When leaflet mobility is normal,annular dilatation is corrected with a flexible annuloplasty ring,which is implanted using either an interrupted or continuous suture technique (1). Mitral valve reconstructive surgery without annuloplasty entails a high incidence of early failures (10). The object of the annuloplasty is :to correct the annular dilatation 1 ;to increase free edge coaptation 2 ; to reinforce the annulus after a leaflet resection procedure 3 ;and to prevent further annular dilatation 4 . Flexible ring annuloplasties were introduced based on the principles of mitral valve reconstruction introduced by Carpentier,particularly after the discovery of the three-dimensional continuous movements of the valve annulus (2). A completly flexible Duran ring reduces the abnormally dilated annulus,allowing the three dimensional configuration of the mitral valve and was thought to be advantageous that the ring followed the changes of size and shape of the atrioventricular anulus in a physiological manner.Pump function was expected to improve because a flexible ring would interfere less with muscular contraction than would a rigid one. Moreover,the tension on the sutures would be less, which might reduce the chance of developing a partial dehiscence (11). David et al. their data indicate that 2-3 months after mitral valve reconstruction left ventricular pump function is better in patients with a flexible ring than in patients with a rigid mitral ring (10,11).
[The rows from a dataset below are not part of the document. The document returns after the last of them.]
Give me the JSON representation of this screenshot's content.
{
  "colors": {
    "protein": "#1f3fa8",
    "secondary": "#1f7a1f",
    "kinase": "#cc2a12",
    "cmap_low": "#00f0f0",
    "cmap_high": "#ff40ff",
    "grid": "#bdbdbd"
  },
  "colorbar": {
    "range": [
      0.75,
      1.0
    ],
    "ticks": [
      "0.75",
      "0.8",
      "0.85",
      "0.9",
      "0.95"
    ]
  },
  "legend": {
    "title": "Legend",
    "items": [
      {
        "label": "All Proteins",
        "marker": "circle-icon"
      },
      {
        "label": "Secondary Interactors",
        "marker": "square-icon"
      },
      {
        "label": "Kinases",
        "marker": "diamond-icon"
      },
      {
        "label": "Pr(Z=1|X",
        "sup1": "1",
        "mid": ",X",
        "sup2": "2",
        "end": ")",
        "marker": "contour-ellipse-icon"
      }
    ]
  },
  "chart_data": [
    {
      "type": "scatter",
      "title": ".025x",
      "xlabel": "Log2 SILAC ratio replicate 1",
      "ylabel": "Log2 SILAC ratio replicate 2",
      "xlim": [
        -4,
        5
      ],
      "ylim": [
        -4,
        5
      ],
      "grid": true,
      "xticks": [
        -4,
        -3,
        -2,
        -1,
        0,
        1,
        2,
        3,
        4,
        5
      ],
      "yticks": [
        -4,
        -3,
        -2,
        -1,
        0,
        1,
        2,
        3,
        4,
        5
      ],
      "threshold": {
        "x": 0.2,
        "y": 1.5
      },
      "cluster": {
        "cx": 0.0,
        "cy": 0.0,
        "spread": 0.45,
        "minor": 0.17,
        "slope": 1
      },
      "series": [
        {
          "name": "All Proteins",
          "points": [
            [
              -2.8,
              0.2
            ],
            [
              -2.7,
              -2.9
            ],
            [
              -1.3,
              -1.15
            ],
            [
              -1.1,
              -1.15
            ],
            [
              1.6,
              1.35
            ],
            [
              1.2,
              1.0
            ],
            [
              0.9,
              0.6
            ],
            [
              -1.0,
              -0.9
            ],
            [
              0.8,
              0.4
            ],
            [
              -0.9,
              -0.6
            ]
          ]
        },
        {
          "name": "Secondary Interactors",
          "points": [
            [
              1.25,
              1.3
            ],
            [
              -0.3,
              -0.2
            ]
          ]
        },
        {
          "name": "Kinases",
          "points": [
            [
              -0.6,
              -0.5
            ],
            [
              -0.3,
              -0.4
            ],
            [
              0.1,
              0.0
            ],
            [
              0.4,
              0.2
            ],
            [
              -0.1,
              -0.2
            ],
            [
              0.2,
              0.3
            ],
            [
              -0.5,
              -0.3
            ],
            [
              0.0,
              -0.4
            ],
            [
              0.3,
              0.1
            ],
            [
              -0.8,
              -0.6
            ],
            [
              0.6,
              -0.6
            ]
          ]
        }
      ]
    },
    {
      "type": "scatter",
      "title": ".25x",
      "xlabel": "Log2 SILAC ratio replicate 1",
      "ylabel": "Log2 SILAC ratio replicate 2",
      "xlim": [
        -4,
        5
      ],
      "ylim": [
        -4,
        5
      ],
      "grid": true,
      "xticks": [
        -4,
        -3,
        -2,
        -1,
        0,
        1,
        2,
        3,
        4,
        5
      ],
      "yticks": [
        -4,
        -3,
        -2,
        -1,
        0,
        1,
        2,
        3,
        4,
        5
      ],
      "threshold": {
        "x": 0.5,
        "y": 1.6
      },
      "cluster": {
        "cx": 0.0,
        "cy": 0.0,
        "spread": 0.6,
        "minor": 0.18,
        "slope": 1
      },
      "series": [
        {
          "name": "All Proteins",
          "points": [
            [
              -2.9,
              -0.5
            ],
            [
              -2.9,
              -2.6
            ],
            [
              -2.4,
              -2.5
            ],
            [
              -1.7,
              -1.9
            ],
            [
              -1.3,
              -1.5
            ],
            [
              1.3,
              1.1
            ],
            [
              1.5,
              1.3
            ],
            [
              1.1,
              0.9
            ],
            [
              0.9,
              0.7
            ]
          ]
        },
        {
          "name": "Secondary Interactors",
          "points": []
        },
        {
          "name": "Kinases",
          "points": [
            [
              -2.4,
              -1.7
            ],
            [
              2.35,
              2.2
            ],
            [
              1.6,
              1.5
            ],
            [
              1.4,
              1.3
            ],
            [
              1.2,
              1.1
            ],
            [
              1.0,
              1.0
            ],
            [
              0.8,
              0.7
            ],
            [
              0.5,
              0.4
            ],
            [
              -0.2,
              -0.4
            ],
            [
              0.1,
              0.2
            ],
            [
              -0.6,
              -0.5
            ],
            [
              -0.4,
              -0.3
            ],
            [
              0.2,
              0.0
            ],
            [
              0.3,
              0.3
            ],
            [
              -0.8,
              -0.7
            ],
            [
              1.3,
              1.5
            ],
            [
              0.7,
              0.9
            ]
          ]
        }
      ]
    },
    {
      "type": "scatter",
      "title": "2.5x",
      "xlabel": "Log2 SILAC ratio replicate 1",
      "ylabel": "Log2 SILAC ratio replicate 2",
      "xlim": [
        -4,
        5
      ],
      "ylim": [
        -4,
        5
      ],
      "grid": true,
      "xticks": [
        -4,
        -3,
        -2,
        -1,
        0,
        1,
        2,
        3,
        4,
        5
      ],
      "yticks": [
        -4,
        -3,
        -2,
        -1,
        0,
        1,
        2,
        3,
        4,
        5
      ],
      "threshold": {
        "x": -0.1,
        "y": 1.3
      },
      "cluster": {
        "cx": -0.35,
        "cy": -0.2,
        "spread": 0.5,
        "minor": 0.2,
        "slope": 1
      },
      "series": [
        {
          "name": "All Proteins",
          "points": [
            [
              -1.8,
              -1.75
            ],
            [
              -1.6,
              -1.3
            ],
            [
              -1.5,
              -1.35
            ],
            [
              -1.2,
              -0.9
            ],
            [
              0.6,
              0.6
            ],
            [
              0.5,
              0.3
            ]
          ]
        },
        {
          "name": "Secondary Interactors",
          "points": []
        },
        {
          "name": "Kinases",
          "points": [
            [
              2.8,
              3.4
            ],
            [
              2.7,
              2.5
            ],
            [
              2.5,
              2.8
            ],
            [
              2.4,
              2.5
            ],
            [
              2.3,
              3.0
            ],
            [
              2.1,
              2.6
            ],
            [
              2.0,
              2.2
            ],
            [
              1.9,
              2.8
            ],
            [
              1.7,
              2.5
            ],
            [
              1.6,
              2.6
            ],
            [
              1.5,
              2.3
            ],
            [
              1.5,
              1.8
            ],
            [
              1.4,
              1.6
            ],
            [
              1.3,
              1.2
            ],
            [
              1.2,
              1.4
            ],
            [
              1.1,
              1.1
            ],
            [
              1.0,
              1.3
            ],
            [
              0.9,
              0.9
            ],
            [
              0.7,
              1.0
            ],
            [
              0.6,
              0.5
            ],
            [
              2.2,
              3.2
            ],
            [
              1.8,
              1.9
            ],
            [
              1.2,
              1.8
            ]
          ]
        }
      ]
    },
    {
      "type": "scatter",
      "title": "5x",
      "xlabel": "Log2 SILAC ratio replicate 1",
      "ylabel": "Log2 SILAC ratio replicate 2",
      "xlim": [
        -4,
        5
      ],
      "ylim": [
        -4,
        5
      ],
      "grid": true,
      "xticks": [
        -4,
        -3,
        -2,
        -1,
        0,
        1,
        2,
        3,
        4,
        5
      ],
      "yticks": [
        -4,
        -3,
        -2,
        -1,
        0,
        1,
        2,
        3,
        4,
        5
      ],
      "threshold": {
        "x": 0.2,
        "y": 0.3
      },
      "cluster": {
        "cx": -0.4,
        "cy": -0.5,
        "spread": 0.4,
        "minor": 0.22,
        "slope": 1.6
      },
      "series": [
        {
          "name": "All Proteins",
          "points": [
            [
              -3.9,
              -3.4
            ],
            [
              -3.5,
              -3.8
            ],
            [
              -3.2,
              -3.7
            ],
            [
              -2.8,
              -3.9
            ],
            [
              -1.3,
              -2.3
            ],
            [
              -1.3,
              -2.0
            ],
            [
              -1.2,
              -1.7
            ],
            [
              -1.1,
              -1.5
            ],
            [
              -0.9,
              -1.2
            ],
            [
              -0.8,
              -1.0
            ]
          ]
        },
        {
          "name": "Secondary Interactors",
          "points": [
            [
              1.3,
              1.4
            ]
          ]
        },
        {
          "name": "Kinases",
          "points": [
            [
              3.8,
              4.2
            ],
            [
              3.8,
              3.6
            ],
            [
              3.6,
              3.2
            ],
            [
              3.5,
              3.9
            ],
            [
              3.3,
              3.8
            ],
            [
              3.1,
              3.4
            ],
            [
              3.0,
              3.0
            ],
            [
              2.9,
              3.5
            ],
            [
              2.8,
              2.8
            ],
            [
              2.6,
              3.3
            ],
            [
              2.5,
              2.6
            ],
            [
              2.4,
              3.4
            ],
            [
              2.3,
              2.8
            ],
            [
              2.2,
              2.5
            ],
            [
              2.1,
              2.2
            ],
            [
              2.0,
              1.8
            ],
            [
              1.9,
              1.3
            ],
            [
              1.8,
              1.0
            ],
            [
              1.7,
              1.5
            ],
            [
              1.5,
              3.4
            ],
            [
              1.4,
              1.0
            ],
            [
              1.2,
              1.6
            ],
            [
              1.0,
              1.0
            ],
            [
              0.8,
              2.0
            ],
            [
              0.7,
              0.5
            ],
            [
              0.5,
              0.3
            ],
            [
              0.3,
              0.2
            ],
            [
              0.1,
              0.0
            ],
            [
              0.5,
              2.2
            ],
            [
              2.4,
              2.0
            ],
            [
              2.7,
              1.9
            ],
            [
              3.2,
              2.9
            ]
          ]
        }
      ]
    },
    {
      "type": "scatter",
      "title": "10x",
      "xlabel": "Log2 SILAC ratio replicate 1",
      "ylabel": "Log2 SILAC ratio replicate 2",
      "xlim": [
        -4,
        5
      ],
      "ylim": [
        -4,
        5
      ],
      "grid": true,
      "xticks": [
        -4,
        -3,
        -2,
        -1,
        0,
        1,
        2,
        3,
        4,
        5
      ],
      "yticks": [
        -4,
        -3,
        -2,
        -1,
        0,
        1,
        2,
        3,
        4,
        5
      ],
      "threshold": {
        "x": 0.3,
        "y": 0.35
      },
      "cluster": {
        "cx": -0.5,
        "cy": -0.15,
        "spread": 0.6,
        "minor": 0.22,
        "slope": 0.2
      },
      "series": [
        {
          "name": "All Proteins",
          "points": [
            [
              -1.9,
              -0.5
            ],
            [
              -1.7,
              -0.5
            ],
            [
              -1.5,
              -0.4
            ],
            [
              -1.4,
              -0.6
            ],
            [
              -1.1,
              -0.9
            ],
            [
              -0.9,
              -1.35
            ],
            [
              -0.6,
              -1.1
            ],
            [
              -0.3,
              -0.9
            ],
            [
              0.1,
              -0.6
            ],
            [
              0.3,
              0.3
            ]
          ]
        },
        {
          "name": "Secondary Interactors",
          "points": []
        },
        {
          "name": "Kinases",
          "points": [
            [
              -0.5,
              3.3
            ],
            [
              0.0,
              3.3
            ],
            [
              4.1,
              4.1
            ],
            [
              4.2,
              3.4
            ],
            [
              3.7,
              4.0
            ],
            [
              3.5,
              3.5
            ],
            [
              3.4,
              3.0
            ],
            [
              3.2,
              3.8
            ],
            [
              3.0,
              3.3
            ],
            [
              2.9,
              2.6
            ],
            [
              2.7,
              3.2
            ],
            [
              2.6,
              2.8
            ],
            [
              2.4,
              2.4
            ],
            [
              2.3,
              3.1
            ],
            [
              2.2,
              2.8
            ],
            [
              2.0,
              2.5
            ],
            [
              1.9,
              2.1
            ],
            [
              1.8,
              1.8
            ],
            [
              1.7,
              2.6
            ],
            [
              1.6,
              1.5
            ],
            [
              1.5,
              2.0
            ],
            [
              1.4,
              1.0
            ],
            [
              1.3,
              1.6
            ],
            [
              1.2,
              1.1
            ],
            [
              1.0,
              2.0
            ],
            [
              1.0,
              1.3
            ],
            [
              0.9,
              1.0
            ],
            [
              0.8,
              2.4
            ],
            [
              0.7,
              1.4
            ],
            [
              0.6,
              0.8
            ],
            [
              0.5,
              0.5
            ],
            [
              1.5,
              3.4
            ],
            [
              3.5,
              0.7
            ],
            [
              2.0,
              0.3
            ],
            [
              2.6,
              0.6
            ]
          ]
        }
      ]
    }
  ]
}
A consequence of preserving the left ventricular (LV) function is a reduction of the hospital mortality(3.3%),even lower in patients undergoing isolated mitral valve reconstruction (2.7%).
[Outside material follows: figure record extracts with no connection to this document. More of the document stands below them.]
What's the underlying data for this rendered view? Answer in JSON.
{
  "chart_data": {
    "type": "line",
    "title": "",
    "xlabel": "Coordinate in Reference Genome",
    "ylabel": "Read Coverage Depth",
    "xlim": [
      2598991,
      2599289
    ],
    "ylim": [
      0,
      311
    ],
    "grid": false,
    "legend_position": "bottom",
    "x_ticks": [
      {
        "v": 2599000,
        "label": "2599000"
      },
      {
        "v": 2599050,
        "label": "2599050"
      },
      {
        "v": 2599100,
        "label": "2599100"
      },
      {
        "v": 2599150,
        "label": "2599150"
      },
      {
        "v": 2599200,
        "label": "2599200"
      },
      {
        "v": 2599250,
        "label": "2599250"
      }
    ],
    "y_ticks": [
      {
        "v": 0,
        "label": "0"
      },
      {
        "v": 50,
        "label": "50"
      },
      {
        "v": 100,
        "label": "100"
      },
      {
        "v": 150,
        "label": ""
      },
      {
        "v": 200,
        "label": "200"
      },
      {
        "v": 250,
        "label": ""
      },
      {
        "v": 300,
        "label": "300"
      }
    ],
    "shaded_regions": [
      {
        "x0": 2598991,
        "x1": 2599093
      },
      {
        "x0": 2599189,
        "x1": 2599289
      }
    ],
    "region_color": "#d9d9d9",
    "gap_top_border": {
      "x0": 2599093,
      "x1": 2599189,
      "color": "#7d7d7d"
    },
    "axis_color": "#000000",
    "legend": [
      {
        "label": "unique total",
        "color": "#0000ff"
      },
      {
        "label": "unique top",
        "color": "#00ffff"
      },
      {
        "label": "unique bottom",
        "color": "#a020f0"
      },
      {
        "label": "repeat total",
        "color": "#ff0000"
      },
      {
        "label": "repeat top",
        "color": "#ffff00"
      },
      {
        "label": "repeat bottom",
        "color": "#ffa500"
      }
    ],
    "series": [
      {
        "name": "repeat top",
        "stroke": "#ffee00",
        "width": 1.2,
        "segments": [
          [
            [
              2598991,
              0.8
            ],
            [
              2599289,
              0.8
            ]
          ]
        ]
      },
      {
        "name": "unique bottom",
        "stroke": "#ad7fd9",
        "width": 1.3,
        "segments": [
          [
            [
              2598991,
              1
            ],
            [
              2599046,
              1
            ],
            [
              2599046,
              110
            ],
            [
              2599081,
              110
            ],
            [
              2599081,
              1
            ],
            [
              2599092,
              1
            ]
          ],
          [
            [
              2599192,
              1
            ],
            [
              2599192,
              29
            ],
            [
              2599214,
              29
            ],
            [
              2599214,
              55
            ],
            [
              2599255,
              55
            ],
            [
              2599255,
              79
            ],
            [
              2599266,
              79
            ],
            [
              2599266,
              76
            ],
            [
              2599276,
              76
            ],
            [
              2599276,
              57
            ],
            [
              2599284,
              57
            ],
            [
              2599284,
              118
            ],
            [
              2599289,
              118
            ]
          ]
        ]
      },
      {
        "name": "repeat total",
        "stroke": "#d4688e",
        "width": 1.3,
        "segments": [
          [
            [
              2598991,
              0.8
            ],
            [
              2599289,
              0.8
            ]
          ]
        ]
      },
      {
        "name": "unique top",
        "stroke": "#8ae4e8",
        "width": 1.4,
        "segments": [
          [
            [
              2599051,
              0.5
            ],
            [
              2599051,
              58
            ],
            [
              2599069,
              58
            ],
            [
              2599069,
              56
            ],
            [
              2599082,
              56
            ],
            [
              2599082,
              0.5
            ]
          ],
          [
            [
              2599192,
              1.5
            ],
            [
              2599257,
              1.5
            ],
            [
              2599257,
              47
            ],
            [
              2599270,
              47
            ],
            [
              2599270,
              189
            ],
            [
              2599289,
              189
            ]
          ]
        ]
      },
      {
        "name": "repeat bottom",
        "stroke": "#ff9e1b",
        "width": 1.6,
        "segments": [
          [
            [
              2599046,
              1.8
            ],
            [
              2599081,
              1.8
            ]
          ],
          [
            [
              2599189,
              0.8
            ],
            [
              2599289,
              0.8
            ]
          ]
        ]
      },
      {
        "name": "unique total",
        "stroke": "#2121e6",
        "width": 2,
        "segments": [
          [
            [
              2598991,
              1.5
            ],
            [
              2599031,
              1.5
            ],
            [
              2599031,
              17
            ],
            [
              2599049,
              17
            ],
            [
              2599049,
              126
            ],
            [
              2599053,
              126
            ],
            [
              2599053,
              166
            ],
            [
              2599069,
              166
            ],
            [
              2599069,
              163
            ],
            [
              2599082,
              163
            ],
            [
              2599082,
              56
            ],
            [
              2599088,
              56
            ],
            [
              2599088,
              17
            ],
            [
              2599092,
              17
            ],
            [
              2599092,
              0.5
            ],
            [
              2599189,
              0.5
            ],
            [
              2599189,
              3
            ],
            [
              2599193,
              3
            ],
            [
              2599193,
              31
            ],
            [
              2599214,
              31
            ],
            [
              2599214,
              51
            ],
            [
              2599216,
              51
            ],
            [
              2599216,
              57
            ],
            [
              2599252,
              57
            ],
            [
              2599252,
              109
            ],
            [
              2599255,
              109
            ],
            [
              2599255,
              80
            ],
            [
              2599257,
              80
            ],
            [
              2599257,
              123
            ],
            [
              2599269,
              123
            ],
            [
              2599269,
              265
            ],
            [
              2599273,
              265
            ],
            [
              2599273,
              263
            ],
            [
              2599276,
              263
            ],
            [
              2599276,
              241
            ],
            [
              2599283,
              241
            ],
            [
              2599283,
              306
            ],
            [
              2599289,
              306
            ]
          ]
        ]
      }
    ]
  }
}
Patients with rheumatic disease have a higher incidence of thromboembolism than do those with degenerative or ischemic pathology(12). For this reason we performed to treat with oral anticoagulant therapy during postoperative 3 months.
Atrial fibrillation (AF) is the most frequent rhythm disorder in population. It's frequency is 1% in general population and increases to 4% when age is over 60. This rate reaches to 50% in the cases operated rheumatic mitral valve disease (13). If AF rhythm continues after mitral valve surgery, thromboembolic events increase and prevents the satisfactory function of heart. RF ablation especially during mitral valve surgery is a simple technique to be performed. Early results of cohort's is satisfying.At the one year follow-up time maintained sinus rhythm 88.9% (14).
In conclusion;etiology plays a very important role in correction difficulties and in terms of late results affected by the progression of the disease. Rheumatic lesions,have been more difficult to treat conservatively and have a higher rate of repeat operations for early and late valve dysfunction,which oscillates between 10% and 27%(10). Mitral valve reconstructive surgery with Duran flexible ring annuloplasty for rheumatic disease entails a low hospital mortality with satisfactory long-term clinical results, actuarial freedom from reoperation and it allows improvement of left ventricular function.